The pamphlet has since been attributed to William Nicholson (1753-1815), a renowned London chemist and philosopher, and it begins as brilliantly controlled satire: "An act of parliament is," he writes, "an excellent engine for producing that kind of uniformity of opinions, which consists in holding the tongue. ... It is carrying the notion of liberty too far to suppose, because we are free-born Englishmen, that we may choose our own faith and go to heaven our own way!"

Then follows a series of devastating questions: "How can the attributes of God be vindicated, in having performed so great a number of miracles, for a long succession of very distant ages, and so few in latter times?" "Is the account of the creation and fall of man, in the book of Genesis, physical or allegorical?" And so on, for 21 more pages.

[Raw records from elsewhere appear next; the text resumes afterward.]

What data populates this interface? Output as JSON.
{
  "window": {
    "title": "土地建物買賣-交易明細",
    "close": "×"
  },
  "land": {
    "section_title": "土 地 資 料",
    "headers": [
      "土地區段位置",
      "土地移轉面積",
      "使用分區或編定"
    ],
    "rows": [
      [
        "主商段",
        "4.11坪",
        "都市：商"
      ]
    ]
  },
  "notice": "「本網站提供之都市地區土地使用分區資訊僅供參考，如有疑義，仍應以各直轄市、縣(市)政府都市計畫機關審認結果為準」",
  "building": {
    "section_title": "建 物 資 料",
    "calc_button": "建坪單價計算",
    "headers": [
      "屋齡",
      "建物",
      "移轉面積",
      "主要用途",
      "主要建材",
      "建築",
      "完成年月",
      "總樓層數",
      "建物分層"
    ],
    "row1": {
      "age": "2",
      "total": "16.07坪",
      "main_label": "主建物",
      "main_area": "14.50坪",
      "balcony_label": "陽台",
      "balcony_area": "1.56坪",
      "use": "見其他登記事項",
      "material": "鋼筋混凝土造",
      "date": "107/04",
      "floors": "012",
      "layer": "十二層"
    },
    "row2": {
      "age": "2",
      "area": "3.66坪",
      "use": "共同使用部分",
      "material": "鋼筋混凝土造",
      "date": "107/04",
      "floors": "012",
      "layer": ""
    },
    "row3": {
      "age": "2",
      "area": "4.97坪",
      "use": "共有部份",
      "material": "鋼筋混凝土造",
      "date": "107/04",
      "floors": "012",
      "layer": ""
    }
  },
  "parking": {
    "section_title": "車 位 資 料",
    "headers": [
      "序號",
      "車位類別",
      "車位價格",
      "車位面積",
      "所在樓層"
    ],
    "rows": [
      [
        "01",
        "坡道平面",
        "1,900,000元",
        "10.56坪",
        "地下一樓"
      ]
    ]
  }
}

In "The Age of Doubt: Tracing the Roots of Our Religious Uncertainty" (2011), which details this and several other major wrangles over doctrine and dogma, I show that Nicholson's pamphlet was not the only one to appear after observance of Sunday as "the Lord's Day" became law across Britain for more than 150 years. However, Nicholson's intervention helps underline how well-argued doubts about the Bible galvanized British freethinkers in the 1780s, creating a vibrant culture of doubt and unbelief that, among other things, helped temper the extremes to which some Victorians, in their attempt at restricting the public's movement on Sundays, made clear they were still very much prone.